Porträt Im täglichen Dialog mit Gott: Der Maler Hans Aichinger

Der Leipziger Maler Hans Aichinger hat seit vielen Jahren sein Atelier auf dem Gelände der ehemaligen Baumwollspinnerei. Er gehört zum Kreis der Neuen Leipziger Schule und findet erst mit Mitte 40 zum Glauben.
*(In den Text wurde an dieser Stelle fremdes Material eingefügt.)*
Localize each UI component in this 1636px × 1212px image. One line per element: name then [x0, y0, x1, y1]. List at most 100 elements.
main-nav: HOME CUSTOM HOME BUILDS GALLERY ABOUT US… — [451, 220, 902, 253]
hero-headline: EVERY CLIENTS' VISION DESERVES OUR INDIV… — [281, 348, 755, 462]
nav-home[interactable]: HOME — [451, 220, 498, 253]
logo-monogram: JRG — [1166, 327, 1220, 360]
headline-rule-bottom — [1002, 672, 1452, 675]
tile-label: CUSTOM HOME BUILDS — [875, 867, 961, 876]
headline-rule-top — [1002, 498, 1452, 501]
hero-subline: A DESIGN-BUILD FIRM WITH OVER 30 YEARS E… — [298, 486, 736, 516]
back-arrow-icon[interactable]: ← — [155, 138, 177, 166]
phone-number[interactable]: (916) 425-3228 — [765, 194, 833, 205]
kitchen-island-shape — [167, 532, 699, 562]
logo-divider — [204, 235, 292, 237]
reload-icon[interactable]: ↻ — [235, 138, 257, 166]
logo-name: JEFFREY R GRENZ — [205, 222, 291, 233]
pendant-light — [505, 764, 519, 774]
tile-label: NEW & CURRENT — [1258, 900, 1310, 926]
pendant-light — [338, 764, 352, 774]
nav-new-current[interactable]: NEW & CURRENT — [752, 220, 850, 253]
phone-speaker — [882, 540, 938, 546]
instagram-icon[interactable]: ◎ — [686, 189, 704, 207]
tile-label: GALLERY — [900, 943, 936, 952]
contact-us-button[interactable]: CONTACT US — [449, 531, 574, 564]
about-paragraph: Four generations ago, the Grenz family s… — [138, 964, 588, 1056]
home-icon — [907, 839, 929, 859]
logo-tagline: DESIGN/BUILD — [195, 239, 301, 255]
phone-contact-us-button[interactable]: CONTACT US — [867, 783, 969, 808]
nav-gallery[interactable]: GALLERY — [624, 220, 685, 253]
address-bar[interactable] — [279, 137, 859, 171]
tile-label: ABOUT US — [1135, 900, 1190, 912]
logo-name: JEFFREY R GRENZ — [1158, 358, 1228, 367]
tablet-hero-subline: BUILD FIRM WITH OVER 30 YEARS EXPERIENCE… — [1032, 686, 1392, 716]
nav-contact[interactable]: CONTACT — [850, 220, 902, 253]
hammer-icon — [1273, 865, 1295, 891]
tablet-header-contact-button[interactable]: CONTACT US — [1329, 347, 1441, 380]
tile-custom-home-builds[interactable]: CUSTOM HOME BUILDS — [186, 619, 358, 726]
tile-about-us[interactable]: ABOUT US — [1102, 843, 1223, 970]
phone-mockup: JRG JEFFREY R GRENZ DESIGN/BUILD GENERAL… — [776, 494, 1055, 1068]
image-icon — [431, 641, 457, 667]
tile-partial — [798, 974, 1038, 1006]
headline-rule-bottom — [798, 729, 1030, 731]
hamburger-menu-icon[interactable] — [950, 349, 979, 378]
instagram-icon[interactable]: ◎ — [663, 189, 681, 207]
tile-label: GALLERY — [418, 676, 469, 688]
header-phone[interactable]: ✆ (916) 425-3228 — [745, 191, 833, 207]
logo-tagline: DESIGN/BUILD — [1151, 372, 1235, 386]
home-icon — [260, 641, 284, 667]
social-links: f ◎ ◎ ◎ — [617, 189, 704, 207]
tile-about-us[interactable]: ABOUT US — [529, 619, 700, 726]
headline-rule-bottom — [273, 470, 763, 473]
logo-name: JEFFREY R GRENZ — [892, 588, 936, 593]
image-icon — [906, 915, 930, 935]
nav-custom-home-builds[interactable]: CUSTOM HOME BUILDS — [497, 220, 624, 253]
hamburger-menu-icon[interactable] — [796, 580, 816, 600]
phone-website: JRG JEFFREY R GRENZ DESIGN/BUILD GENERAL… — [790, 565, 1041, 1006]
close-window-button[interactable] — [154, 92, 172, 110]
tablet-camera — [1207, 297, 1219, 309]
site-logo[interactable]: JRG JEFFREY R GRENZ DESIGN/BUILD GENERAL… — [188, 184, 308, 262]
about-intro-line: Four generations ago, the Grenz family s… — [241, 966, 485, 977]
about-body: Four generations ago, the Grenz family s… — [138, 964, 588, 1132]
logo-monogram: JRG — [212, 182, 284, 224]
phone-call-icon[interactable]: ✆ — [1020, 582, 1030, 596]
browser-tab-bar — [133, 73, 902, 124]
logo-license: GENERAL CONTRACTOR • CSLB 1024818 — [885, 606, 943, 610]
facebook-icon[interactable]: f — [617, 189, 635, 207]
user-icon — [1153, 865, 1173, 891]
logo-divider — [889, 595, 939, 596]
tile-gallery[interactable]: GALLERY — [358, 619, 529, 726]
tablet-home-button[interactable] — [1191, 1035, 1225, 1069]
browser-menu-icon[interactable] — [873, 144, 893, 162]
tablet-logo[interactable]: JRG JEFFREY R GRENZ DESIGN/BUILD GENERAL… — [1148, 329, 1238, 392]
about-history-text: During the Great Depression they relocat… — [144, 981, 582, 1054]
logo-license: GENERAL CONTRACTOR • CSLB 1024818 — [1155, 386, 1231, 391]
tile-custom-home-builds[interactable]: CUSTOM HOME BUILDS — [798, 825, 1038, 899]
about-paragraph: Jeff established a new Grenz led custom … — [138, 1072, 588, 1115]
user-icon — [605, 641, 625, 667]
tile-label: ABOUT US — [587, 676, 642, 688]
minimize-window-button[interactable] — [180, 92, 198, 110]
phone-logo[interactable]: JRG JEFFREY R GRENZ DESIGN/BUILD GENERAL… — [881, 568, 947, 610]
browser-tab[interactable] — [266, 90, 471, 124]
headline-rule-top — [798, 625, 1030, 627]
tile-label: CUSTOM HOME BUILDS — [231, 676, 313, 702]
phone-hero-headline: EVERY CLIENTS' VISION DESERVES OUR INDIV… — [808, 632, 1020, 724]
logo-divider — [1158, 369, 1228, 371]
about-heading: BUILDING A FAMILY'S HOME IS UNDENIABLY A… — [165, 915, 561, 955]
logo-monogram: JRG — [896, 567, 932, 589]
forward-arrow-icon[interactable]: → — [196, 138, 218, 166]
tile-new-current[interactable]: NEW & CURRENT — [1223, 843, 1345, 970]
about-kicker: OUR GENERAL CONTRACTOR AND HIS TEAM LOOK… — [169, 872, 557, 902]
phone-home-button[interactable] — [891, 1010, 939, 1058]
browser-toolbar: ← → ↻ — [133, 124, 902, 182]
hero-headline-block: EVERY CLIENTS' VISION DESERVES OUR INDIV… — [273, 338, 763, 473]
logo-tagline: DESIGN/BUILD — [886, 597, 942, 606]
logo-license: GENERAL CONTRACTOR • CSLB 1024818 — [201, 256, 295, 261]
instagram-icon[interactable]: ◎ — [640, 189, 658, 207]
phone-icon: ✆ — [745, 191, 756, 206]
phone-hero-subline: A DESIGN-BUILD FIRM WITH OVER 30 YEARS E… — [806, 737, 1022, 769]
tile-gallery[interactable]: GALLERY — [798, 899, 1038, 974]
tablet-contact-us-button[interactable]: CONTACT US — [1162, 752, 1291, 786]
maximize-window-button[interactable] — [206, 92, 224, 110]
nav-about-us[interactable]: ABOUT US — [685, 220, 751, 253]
Maler Hans Aichinger im Atelier
Bildrechte: MITTELDEUTSCHER RUNDFUNK

"Ob ich den Tanz eröffnet habe, oder ob Gott mich aufgefordert hat – es ist egal.“ 46 Jahre alt war der Leipziger Maler Hans Aichinger - Jahrgang 1959 - als er sich taufen ließ.  Dass er sich Gott als tägliches Gegenüber gewählt hat, ist das Ergebnis einer längeren Suche und dem gefühlten Scheitern als ehemaliger DDR-Künstler in der Marktwirtschaft der frühen 1990er-Jahre.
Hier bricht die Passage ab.